Part No. 121 is obsolete and has a realizable value of $0.7 each as scrap.

(a) Determine the inventory as of December 31, 2013, by the lower-of-cost-or-market method, applying this method directly to each item.

(b) Determine the inventory by the lower-of-cost-or-market method, applying the method to the total of the inventory.

 

Exercise 9-12

 

Page 2: ACC 422 Week 3 WileyPLUS Assignment

Astaire Company uses the gross profit method to estimate inventory for monthly reporting purposes. Presented below is information for the month of May.

Inventory, May 1 

$ 171,000

Purchases (gross) 

655,400

Freight-in 

31,400

Sales 

1,057,500

Sales returns 

82,500

Purchase discounts 

12,990

(a) Compute the estimated inventory at May 31, assuming that the gross profit is 25% of sales.

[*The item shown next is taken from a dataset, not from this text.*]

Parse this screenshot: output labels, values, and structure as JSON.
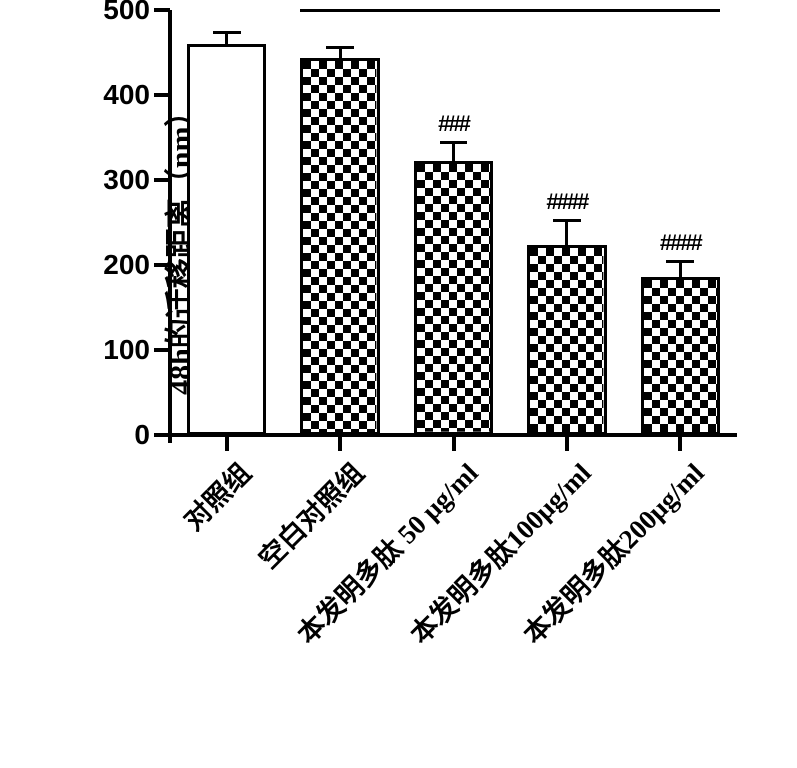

(b) Compute the estimated inventory at May 31, assuming that the gross profit is 25% of cost.

 

 

Exercise 10-5

Allegro Supply Company, a newly formed corporation, incurred the following expenditures related to Land, to Buildings, and to Machinery and Equipment.

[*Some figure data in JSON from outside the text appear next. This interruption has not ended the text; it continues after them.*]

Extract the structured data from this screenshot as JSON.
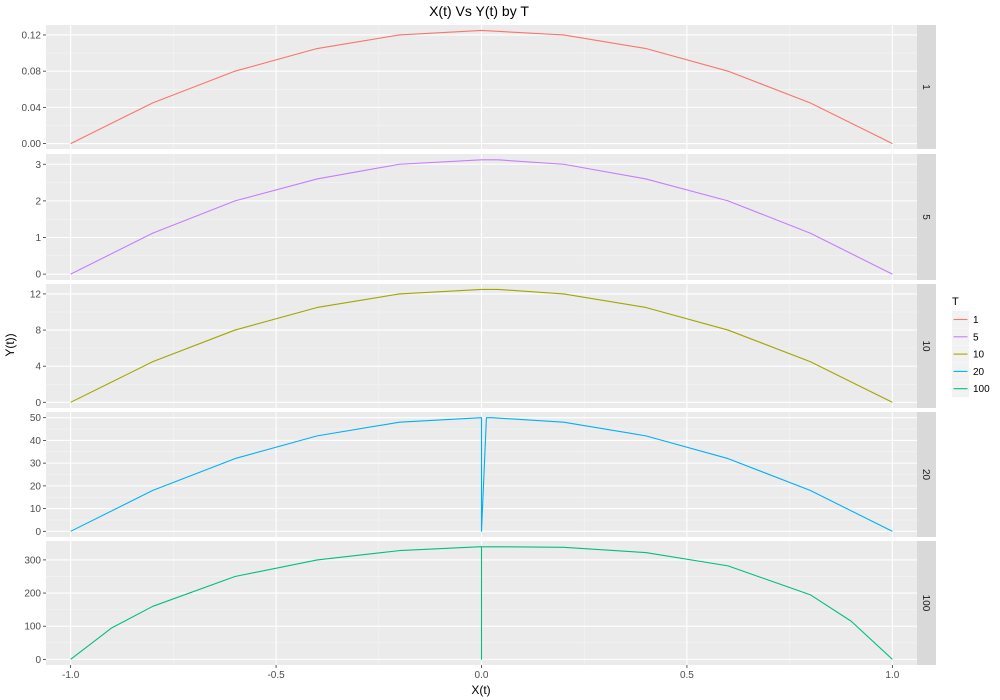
{
  "chart_data": {
    "type": "line",
    "title": "X(t) Vs Y(t) by T",
    "xlabel": "X(t)",
    "ylabel": "Y(t))",
    "xlim": [
      -1.06,
      1.06
    ],
    "x_ticks": [
      -1.0,
      -0.5,
      0.0,
      0.5,
      1.0
    ],
    "x_tick_labels": [
      "-1.0",
      "-0.5",
      "0.0",
      "0.5",
      "1.0"
    ],
    "grid": true,
    "facet_by": "T",
    "legend": {
      "title": "T",
      "position": "right",
      "entries": [
        "1",
        "5",
        "10",
        "20",
        "100"
      ]
    },
    "series": [
      {
        "name": "1",
        "color": "#F8766D",
        "facet_label": "1",
        "ylim": [
          -0.006,
          0.131
        ],
        "y_ticks": [
          0,
          0.04,
          0.08,
          0.12
        ],
        "y_tick_labels": [
          "0.00",
          "0.04",
          "0.08",
          "0.12"
        ],
        "x": [
          -1.0,
          -0.8,
          -0.6,
          -0.4,
          -0.2,
          0.0,
          0.2,
          0.4,
          0.6,
          0.8,
          1.0
        ],
        "y": [
          0.0,
          0.045,
          0.08,
          0.105,
          0.12,
          0.125,
          0.12,
          0.105,
          0.08,
          0.045,
          0.0
        ]
      },
      {
        "name": "5",
        "color": "#C77CFF",
        "facet_label": "5",
        "ylim": [
          -0.16,
          3.28
        ],
        "y_ticks": [
          0,
          1,
          2,
          3
        ],
        "y_tick_labels": [
          "0",
          "1",
          "2",
          "3"
        ],
        "x": [
          -1.0,
          -0.8,
          -0.6,
          -0.4,
          -0.2,
          0.0,
          0.04,
          0.2,
          0.4,
          0.6,
          0.8,
          1.0
        ],
        "y": [
          0.0,
          1.12,
          2.0,
          2.6,
          3.0,
          3.12,
          3.12,
          3.0,
          2.6,
          2.0,
          1.12,
          0.0
        ]
      },
      {
        "name": "10",
        "color": "#A3A500",
        "facet_label": "10",
        "ylim": [
          -0.63,
          13.1
        ],
        "y_ticks": [
          0,
          4,
          8,
          12
        ],
        "y_tick_labels": [
          "0",
          "4",
          "8",
          "12"
        ],
        "x": [
          -1.0,
          -0.8,
          -0.6,
          -0.4,
          -0.2,
          0.0,
          0.04,
          0.2,
          0.4,
          0.6,
          0.8,
          1.0
        ],
        "y": [
          0.0,
          4.5,
          8.0,
          10.5,
          12.0,
          12.5,
          12.5,
          12.0,
          10.5,
          8.0,
          4.5,
          0.0
        ]
      },
      {
        "name": "20",
        "color": "#00B0F6",
        "facet_label": "20",
        "ylim": [
          -2.5,
          52.5
        ],
        "y_ticks": [
          0,
          10,
          20,
          30,
          40,
          50
        ],
        "y_tick_labels": [
          "0",
          "10",
          "20",
          "30",
          "40",
          "50"
        ],
        "x": [
          -1.0,
          -0.8,
          -0.6,
          -0.4,
          -0.2,
          0.0,
          0.0,
          0.012,
          0.025,
          0.2,
          0.4,
          0.6,
          0.8,
          1.0
        ],
        "y": [
          0.0,
          18.0,
          32.0,
          42.0,
          48.0,
          50.0,
          0.0,
          50.0,
          50.0,
          48.0,
          42.0,
          32.0,
          18.0,
          0.0
        ]
      },
      {
        "name": "100",
        "color": "#00BF7D",
        "facet_label": "100",
        "ylim": [
          -17,
          357
        ],
        "y_ticks": [
          0,
          100,
          200,
          300
        ],
        "y_tick_labels": [
          "0",
          "100",
          "200",
          "300"
        ],
        "x": [
          -1.0,
          -0.9,
          -0.8,
          -0.6,
          -0.4,
          -0.2,
          0.0,
          0.0,
          0.0,
          0.0,
          0.2,
          0.4,
          0.6,
          0.8,
          0.9,
          1.0
        ],
        "y": [
          0.0,
          95.0,
          160.0,
          250.0,
          300.0,
          328.0,
          340.0,
          160.0,
          0.0,
          340.0,
          338.0,
          322.0,
          282.0,
          195.0,
          115.0,
          0.0
        ]
      }
    ]
  }
}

Abstract company’s fee for title search     

$1,752

Architect’s fees     

10,683

Cash paid for land and dilapidated building thereon     

310,040

Removal of old building 

$67,400  

   Less: Salvage 

18,535 

48,865

Interest on short-term loans during construction     

24,938

Excavation before construction for basement     

64,030

Machinery purchased (subject to 2% cash discount, which was not taken)     

219,050

Freight on machinery purchased     

4,516

Storage charges on machinery, necessitated by noncompletion of      

   building when machinery was delivered     

7,347

New building constructed (building construction took 6 months from       

Page 3: ACC 422 Week 3 WileyPLUS Assignment

   date of purchase of land and old building)     

1,634,450

Assessment by city for drainage project     

5,392

Hauling charges for delivery of machinery from storage to new building     

2,089

Installation of machinery     

6,740

Trees, shrubs, and other landscaping after completion of building      

   (permanent in nature)     

18,198

Determine the amounts that should be debited to Land, to Buildings, and to Machinery and Equipment. Assume the benefits of capitalizing interest during construction exceed the cost of implementation.

 

Exercise 10-12

Below are transactions related to Impala Company.

(a) 

The City of Pebble Beach gives the company 5 acres of land as a plant site. The fair value of this land is determined to be $90,900.

(b)  

14,000 shares of common stock with a par value of $52 per share are issued in exchange for land and buildings. The property has been appraised at a fair value of $909,000, of which $186,500 has been allocated to land and $722,500 to buildings. The stock of Impala Company is not listed on any exchange, but a block of 100 shares was sold by a stockholder 12 months ago at $68 per share, and a block of 200 shares was sold by another stockholder 18 months ago at $60 per share.

(c) 

No entry has been made to remove from the accounts for Materials, Direct Labor, and Overhead the amounts properly chargeable to plant asset accounts for machinery constructed during the year. The following information is given relative to costs of the machinery constructed.

 

Materials used 

$12,880

Factory supplies used 

970

Direct labor incurred 

17,030

Additional overhead (over regular) caused by construction ofmachinery, excluding factory supplies used  

2,570

Fixed overhead rate applied to regular manufacturing operations 

60% of direct labor cost

Page 4: ACC 422 Week 3 WileyPLUS Assignment

Cost of similar machinery if it had been purchased fromoutside suppliers  

45,020

Prepare journal entries on the books of Impala Company to record these transactions. (Credit account titles are automatically indented when amount is entered. Do not indent manually.)